The second two reasons seem a bit iffy to me. I can’t see any reason why a computer controlled algorithm wouldn’t be able to handle the transmission shifting. It might require a bit more computer programming but it should be fairly easily to do.

I’m not sure I really buy the vacuum explanation. It’s not like the cruise control is going to be accelerating at WOT or anything. There should still be plenty of vacuum to go around at low speeds. Also I’ve had a few stick shift cars with vacuum-operated cruise control and they’ve seemed perfectly capable of trying to lug their way up a hill with the throttle completely open.

It might also be a testing cost vs. customer demand tradeoff. Why pay the money to test a product in a range where no customers would pay for the feature in that range?

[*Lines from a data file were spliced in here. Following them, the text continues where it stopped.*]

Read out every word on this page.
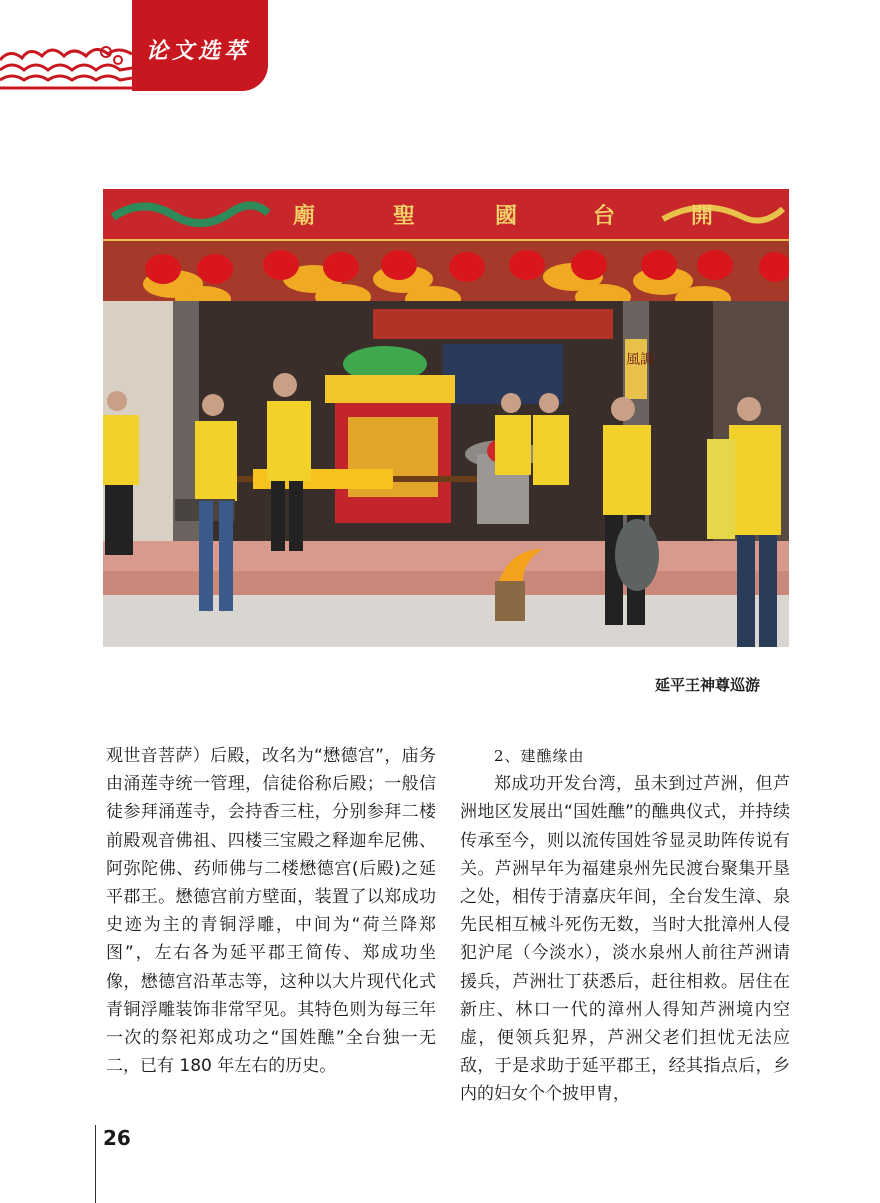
论文选萃
廟	聖	國	台	開
風調
延平王神尊巡游

观世音菩萨）后殿，改名为“懋德宫”，庙务由涌莲寺统一管理，信徒俗称后殿；一般信徒参拜涌莲寺，会持香三柱，分别参拜二楼前殿观音佛祖、四楼三宝殿之释迦牟尼佛、阿弥陀佛、药师佛与二楼懋德宫(后殿)之延平郡王。懋德宫前方壁面，装置了以郑成功史迹为主的青铜浮雕，中间为“荷兰降郑图”，左右各为延平郡王简传、郑成功坐像，懋德宫沿革志等，这种以大片现代化式青铜浮雕装饰非常罕见。其特色则为每三年一次的祭祀郑成功之“国姓醮”全台独一无二，已有 180 年左右的历史。

2、建醮缘由

郑成功开发台湾，虽未到过芦洲，但芦洲地区发展出“国姓醮”的醮典仪式，并持续传承至今，则以流传国姓爷显灵助阵传说有关。芦洲早年为福建泉州先民渡台聚集开垦之处，相传于清嘉庆年间，全台发生漳、泉先民相互械斗死伤无数，当时大批漳州人侵犯沪尾（今淡水），淡水泉州人前往芦洲请援兵，芦洲壮丁获悉后，赶往相救。居住在新庄、林口一代的漳州人得知芦洲境内空虚，便领兵犯界，芦洲父老们担忧无法应敌，于是求助于延平郡王，经其指点后，乡内的妇女个个披甲胄，

26
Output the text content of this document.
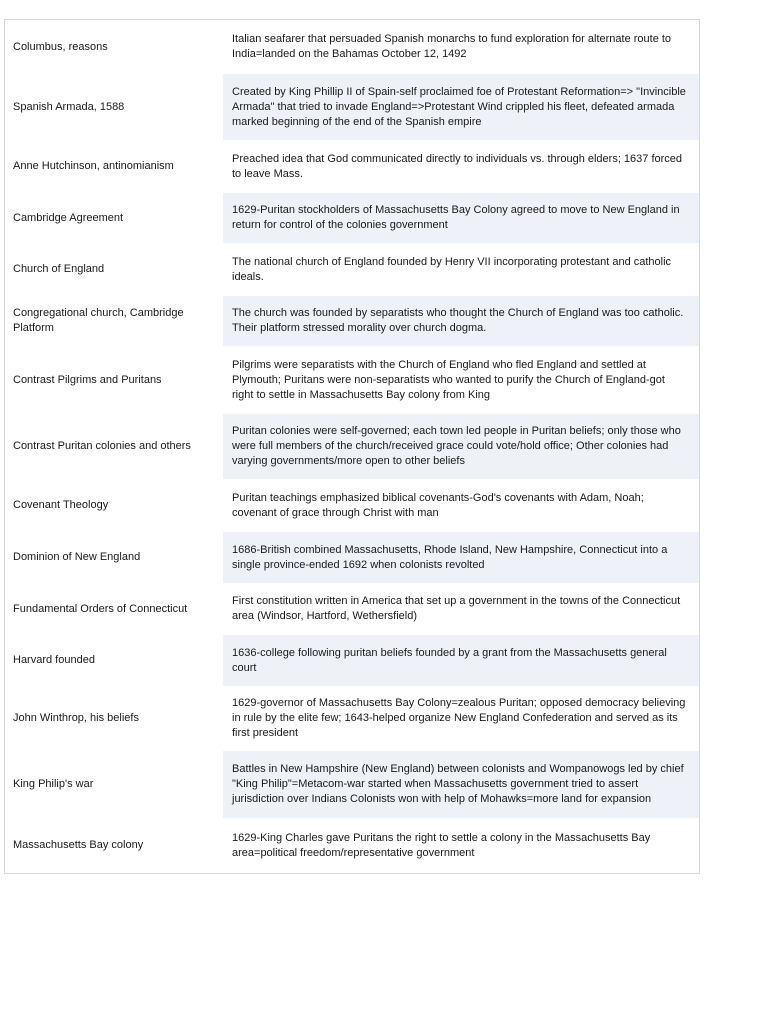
Columbus, reasons	Italian seafarer that persuaded Spanish monarchs to fund exploration for alternate route to India=landed on the Bahamas October 12, 1492
Spanish Armada, 1588	Created by King Phillip II of Spain-self proclaimed foe of Protestant Reformation=> "Invincible Armada" that tried to invade England=>Protestant Wind crippled his fleet, defeated armada marked beginning of the end of the Spanish empire
Anne Hutchinson, antinomianism	Preached idea that God communicated directly to individuals vs. through elders; 1637 forced to leave Mass.
Cambridge Agreement	1629-Puritan stockholders of Massachusetts Bay Colony agreed to move to New England in return for control of the colonies government
Church of England	The national church of England founded by Henry VII incorporating protestant and catholic ideals.
Congregational church, Cambridge Platform	The church was founded by separatists who thought the Church of England was too catholic. Their platform stressed morality over church dogma.
Contrast Pilgrims and Puritans	Pilgrims were separatists with the Church of England who fled England and settled at Plymouth; Puritans were non-separatists who wanted to purify the Church of England-got right to settle in Massachusetts Bay colony from King
Contrast Puritan colonies and others	Puritan colonies were self-governed; each town led people in Puritan beliefs; only those who were full members of the church/received grace could vote/hold office; Other colonies had varying governments/more open to other beliefs
Covenant Theology	Puritan teachings emphasized biblical covenants-God's covenants with Adam, Noah; covenant of grace through Christ with man
Dominion of New England	1686-British combined Massachusetts, Rhode Island, New Hampshire, Connecticut into a single province-ended 1692 when colonists revolted
Fundamental Orders of Connecticut	First constitution written in America that set up a government in the towns of the Connecticut area (Windsor, Hartford, Wethersfield)
Harvard founded	1636-college following puritan beliefs founded by a grant from the Massachusetts general court
John Winthrop, his beliefs	1629-governor of Massachusetts Bay Colony=zealous Puritan; opposed democracy believing in rule by the elite few; 1643-helped organize New England Confederation and served as its first president
King Philip's war	Battles in New Hampshire (New England) between colonists and Wompanowogs led by chief "King Philip"=Metacom-war started when Massachusetts government tried to assert jurisdiction over Indians Colonists won with help of Mohawks=more land for expansion
Massachusetts Bay colony	1629-King Charles gave Puritans the right to settle a colony in the Massachusetts Bay area=political freedom/representative government
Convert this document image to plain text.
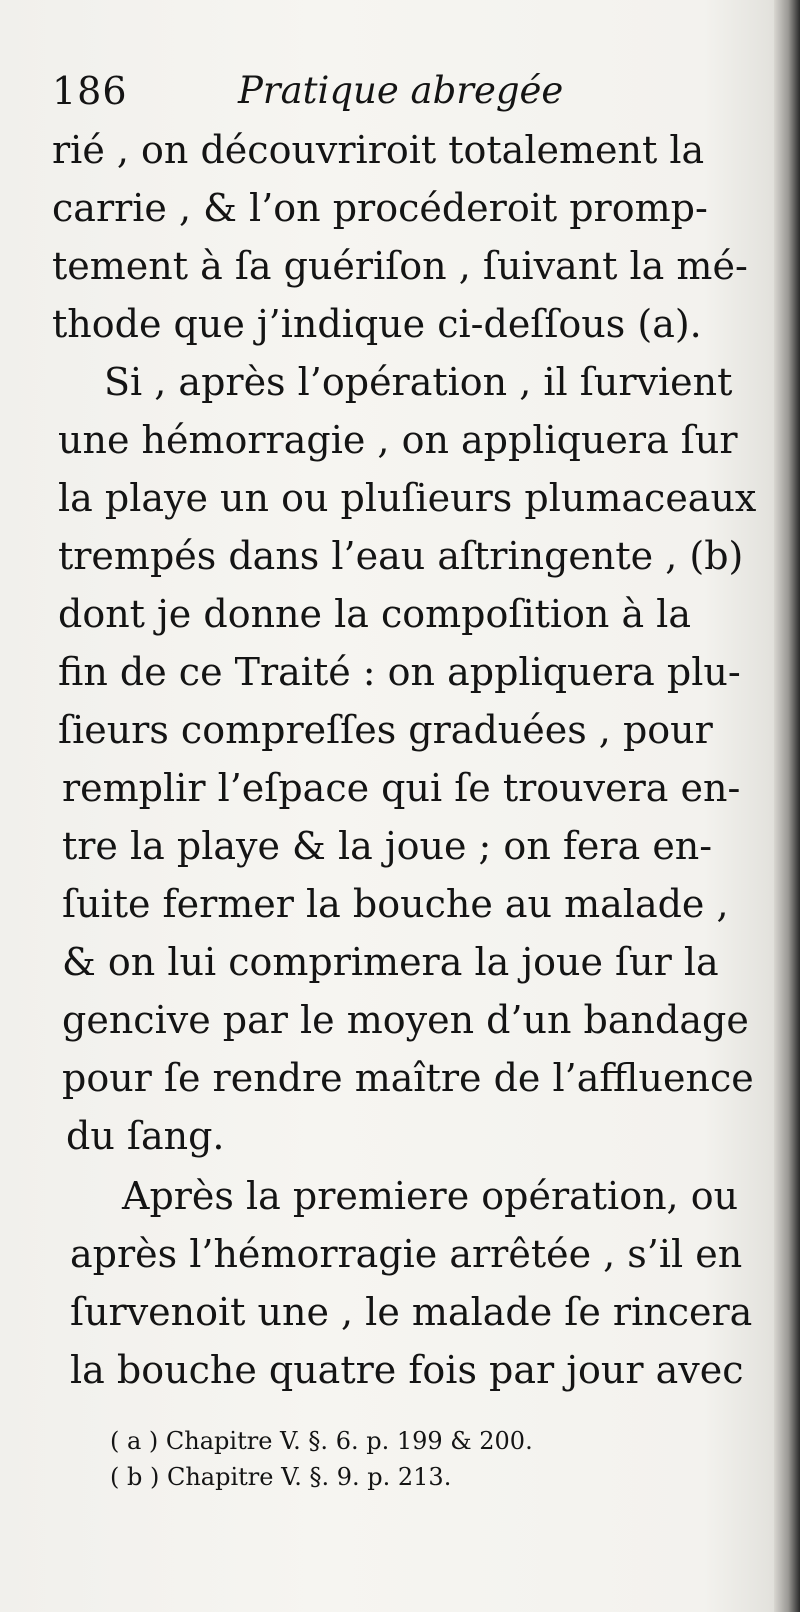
186	Pratique abregée
rié , on découvriroit totalement la
carrie , & l’on procéderoit promp-
tement à ſa guériſon , ſuivant la mé-
thode que j’indique ci-deſſous (a).
Si , après l’opération , il ſurvient
une hémorragie , on appliquera ſur
la playe un ou pluſieurs plumaceaux
trempés dans l’eau aſtringente , (b)
dont je donne la compoſition à la
fin de ce Traité : on appliquera plu-
ſieurs compreſſes graduées , pour
remplir l’eſpace qui ſe trouvera en-
tre la playe & la joue ; on fera en-
ſuite fermer la bouche au malade ,
& on lui comprimera la joue ſur la
gencive par le moyen d’un bandage
pour ſe rendre maître de l’affluence
du ſang.
Après la premiere opération, ou
après l’hémorragie arrêtée , s’il en
ſurvenoit une , le malade ſe rincera
la bouche quatre fois par jour avec
( a ) Chapitre V. §. 6. p. 199 & 200.
( b ) Chapitre V. §. 9. p. 213.
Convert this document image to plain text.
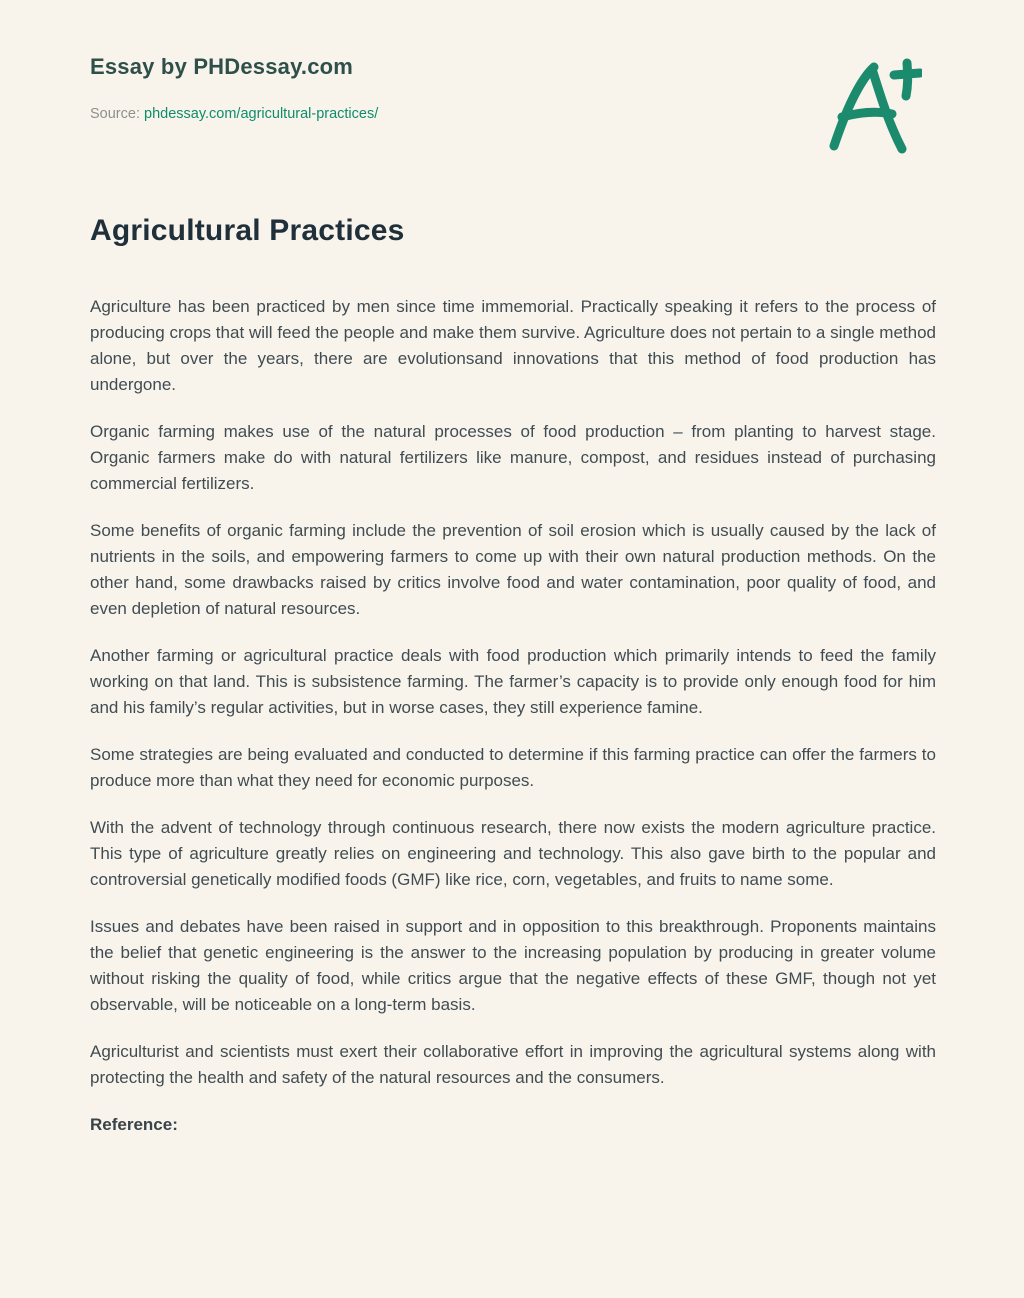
Essay by PHDessay.com
Source: phdessay.com/agricultural-practices/
Agricultural Practices

Agriculture has been practiced by men since time immemorial. Practically speaking it refers to the process of producing crops that will feed the people and make them survive. Agriculture does not pertain to a single method alone, but over the years, there are evolutionsand innovations that this method of food production has undergone.

Organic farming makes use of the natural processes of food production – from planting to harvest stage. Organic farmers make do with natural fertilizers like manure, compost, and residues instead of purchasing commercial fertilizers.

Some benefits of organic farming include the prevention of soil erosion which is usually caused by the lack of nutrients in the soils, and empowering farmers to come up with their own natural production methods. On the other hand, some drawbacks raised by critics involve food and water contamination, poor quality of food, and even depletion of natural resources.

Another farming or agricultural practice deals with food production which primarily intends to feed the family working on that land. This is subsistence farming. The farmer’s capacity is to provide only enough food for him and his family’s regular activities, but in worse cases, they still experience famine.

Some strategies are being evaluated and conducted to determine if this farming practice can offer the farmers to produce more than what they need for economic purposes.

With the advent of technology through continuous research, there now exists the modern agriculture practice. This type of agriculture greatly relies on engineering and technology. This also gave birth to the popular and controversial genetically modified foods (GMF) like rice, corn, vegetables, and fruits to name some.

Issues and debates have been raised in support and in opposition to this breakthrough. Proponents maintains the belief that genetic engineering is the answer to the increasing population by producing in greater volume without risking the quality of food, while critics argue that the negative effects of these GMF, though not yet observable, will be noticeable on a long-term basis.

Agriculturist and scientists must exert their collaborative effort in improving the agricultural systems along with protecting the health and safety of the natural resources and the consumers.

Reference:
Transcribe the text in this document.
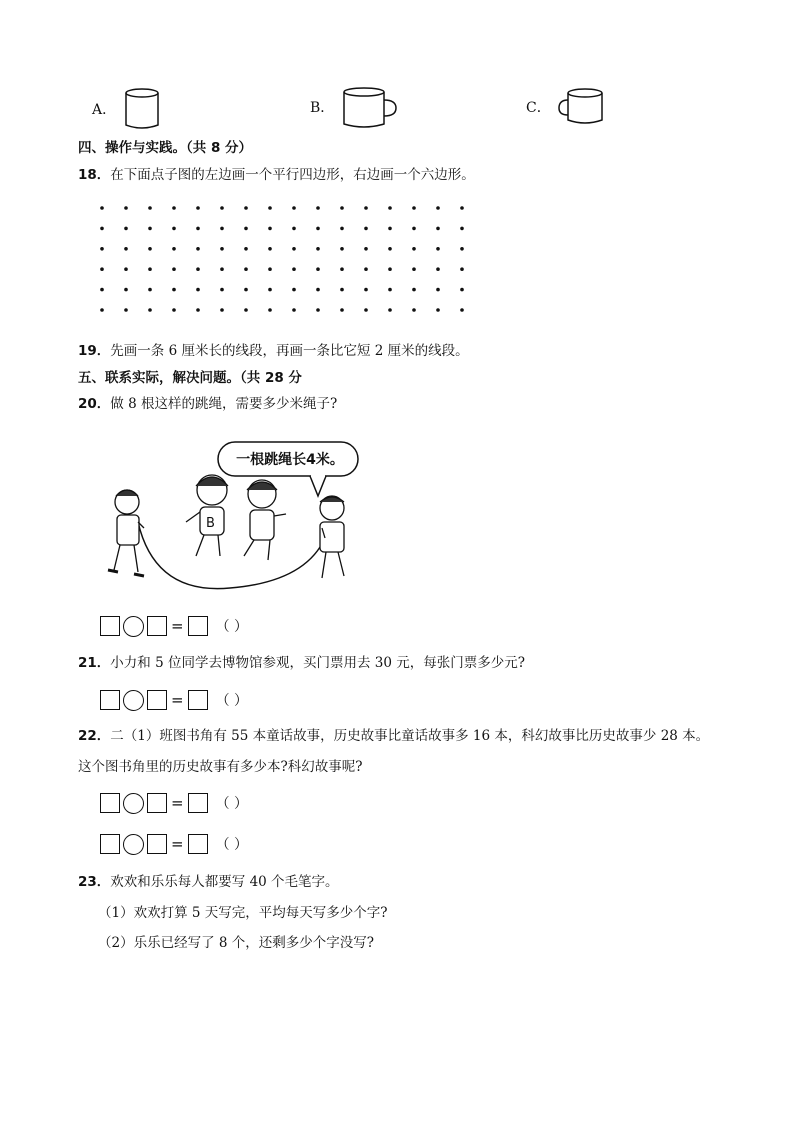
A．	B．	C．
四、操作与实践。（共 8 分）
18．在下面点子图的左边画一个平行四边形，右边画一个六边形。
19．先画一条 6 厘米长的线段，再画一条比它短 2 厘米的线段。
五、联系实际，解决问题。（共 28 分
20．做 8 根这样的跳绳，需要多少米绳子?
B
一根跳绳长4米。
= （ ）
21．小力和 5 位同学去博物馆参观，买门票用去 30 元，每张门票多少元?
= （ ）
22．二（1）班图书角有 55 本童话故事，历史故事比童话故事多 16 本，科幻故事比历史故事少 28 本。
这个图书角里的历史故事有多少本?科幻故事呢?
= （ ）
= （ ）
23．欢欢和乐乐每人都要写 40 个毛笔字。
（1）欢欢打算 5 天写完，平均每天写多少个字?
（2）乐乐已经写了 8 个，还剩多少个字没写?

With vehicle now being fitted with systems that will automatically stop the car if a kid runs out in front of you and keep you in a traffic lane, it would seem logical to be able to set the CC at 20mph or even less.

I can’t think of a reason or a safe situation to use cruise control other than on limited-access highways, where a reasonable underspeed limit is 50. It’s a feature that CC’s go much lower than that.

In fact, WOT is where the lowest manifold vacuum is observed (in a gasoline spark-ignited engine). My dad used to get pissed off on summer vacations when we’d be grinding up a long mountain grade with a pop-up camper behind us: at some point the vacuum reservoir would run out of vacuum (a small leak somewhere), and the vacuum-controlled HVAC dampers would relax and start dumping nice cool air through the windshield defrost vents instead of the dashboard vents.

IIRC it also has an upper limit. 90mph I think it was. Not that I ever drove that fast on that very long, very straight, Highway 5 between Bakersfield and Tracy.

So you were the turtle clogging that road. :smiley:

Used to drive a 20-mile stretch of 5 a ways north of that, in the early evening with other Friday-night homeward-bound commuters and weekenders. Cruising in largish wolfpacks at 100+ was not an unusual thing.

Right, that’s kind of what I was getting at with mentioning my stick-equipped cars. I know at least with my old Honda if you were going up a hill and didn’t downshift, the cruise control would happily hold the throttle wide open until the car slowed to a stop and stalled. It still had enough vacuum to operate then, so I’m sure with the throttle mostly closed holding 15 MPH it wouldn’t have had any issues.